SIMMAC.UNV is also used. See listing of SIMMC1.MAC for
details.
II.A.6 Testing
-------
The debug version of pass 1 contains some built-in features for
testing. The special features are controlled by insertion in
the source code of the special debug character
(control-uparrow, octal 036) followed by a code sequence. The
code sequences are:
LS1 Start trace of lexical scanner output.
LS0 Stop trace of lexical scanner output.

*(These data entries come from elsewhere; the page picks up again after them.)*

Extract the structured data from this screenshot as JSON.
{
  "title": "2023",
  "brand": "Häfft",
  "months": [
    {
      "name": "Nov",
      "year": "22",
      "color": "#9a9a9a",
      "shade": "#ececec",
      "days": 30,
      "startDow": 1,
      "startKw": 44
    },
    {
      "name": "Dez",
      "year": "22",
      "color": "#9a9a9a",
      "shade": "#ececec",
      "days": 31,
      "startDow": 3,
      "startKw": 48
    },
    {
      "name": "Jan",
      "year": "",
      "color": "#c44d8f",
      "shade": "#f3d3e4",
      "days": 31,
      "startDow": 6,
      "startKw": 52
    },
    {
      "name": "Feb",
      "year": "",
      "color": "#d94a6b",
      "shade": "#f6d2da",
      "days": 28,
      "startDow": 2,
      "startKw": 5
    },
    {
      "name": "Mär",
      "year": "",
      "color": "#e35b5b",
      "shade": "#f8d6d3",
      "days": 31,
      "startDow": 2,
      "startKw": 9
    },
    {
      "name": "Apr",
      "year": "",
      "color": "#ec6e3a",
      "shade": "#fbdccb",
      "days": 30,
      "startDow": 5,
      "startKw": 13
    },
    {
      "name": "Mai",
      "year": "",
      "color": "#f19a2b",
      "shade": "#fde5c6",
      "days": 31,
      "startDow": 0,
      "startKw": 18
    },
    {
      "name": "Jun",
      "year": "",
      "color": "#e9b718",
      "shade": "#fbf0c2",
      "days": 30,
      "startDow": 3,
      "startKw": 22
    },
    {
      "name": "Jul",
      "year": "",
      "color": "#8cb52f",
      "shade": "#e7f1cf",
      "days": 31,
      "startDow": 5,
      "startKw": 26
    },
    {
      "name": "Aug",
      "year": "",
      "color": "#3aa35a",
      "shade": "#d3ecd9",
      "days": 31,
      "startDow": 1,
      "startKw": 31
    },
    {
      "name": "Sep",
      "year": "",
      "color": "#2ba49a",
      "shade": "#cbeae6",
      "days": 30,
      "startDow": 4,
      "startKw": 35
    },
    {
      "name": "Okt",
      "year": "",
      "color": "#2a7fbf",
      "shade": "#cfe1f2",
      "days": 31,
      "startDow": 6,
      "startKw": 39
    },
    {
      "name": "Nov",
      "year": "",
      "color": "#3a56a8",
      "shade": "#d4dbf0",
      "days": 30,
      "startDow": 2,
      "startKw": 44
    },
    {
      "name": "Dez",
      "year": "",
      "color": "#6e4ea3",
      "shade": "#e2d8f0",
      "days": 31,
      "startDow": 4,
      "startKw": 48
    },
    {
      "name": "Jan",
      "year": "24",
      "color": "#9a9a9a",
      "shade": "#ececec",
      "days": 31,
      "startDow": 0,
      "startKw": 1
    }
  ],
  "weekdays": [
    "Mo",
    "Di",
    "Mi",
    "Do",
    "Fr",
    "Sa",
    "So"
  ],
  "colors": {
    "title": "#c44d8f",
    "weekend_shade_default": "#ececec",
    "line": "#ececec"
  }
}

DF1 Create symbolic dump of DF1.
IC1 Create symbolic dump of IC1.
Examples of test output are given in VIII.7. In the trace of
LS1 output and in the dump of IC1 all internal compiler symbols
start with percent (%) and any values are given in octal radix.
Identifiers are written as in the source (only 12 characters).
The optional second value for the %LINE symbol is the semicolon
count.
The DF1 dump contains one line per record. The line starts
with the offset of this record in the current declaration
segment and is followed by the record type. The rest of the
line contains the field values of the record.